On this circuit we are going to apply Kirchoff’s circuit Law for current, which tells us that a node the sum of all the currents that enter the node is equal to the sum of all the currents that leave the node. We consider as node a point that is between the voltage source and the union of all resistances.
In figure 3, in line 1 I have written what this law tells us considering that we have a finite number of resistances.
On line 2 I place the value of the currents in terms of voltage and resistance according to Ohm’s Law. The next step is to take out the voltage v as a common factor, since all resistors have the same voltage v applied.
Finally we conclude that what is in parentheses on line 3 is the value of a resistance for an equivalent circuit that instead of having n resistors has only one with this value. In figure 4 we see this equivalent circuit.
LT Spice Simulation
Let’s put together a simple circuit in LT Spice to show that this result is met. If you don’t have LT Spice installed I invite you to read this article in which I show you how to download it, install it and create a simple circuit.
In figure 5 we have simulated a circuit with a voltage source of 1 Volt and two resistances of 100 Ohm connected in parallel, while in figure 6 we have a circuit with the same voltage source but only a resistance with the equivalent resistance value that would be 200 Ohms.

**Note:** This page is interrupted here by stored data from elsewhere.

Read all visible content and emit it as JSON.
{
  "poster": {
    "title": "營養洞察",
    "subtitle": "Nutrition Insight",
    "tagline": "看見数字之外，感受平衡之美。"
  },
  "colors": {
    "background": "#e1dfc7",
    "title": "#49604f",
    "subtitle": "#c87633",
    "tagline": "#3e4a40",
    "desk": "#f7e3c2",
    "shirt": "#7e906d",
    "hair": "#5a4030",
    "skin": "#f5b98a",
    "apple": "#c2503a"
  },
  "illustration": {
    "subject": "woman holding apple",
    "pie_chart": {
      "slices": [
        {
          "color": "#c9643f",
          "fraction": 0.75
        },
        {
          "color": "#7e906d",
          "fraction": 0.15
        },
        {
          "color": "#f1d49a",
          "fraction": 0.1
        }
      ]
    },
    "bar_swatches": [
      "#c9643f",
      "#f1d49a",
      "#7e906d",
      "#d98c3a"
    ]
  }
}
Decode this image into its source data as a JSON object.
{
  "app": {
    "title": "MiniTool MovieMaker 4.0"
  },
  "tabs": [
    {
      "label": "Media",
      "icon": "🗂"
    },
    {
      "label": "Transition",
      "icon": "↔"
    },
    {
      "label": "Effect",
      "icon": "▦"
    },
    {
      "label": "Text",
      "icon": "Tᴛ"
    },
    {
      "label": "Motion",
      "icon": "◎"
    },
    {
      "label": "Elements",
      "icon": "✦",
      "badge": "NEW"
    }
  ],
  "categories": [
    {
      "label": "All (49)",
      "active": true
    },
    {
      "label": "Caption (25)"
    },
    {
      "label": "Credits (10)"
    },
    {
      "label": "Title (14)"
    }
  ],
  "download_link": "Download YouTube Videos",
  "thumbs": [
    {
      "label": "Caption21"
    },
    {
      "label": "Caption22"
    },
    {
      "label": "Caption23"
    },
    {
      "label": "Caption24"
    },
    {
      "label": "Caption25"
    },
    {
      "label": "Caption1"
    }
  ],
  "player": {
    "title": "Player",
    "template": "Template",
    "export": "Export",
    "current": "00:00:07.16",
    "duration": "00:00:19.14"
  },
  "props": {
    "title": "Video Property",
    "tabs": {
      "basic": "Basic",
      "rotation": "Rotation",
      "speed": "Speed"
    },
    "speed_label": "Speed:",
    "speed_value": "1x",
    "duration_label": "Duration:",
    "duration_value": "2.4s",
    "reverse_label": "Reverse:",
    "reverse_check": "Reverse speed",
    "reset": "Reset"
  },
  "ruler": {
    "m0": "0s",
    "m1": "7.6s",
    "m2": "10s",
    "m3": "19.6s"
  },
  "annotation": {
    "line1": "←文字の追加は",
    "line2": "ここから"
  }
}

As can be seen in the posters with the result of the simulation, the current circulating through the voltage source is the same in both cases, so we can conclude that these circuits are equivalent.
Conclusion
We have analyzed a circuit with generic parallel resistances and applied the current laws to determine an equivalent expression of resistance.
When we have arrangements of resistances in parallel we know that these have applied the same tension in their extremes, applying Kirchoff’s circuit laws we can deduce an expression for the equivalent resistance.
Finally we have made a simulation to show that we can think of an equivalent circuit grouping the resistances.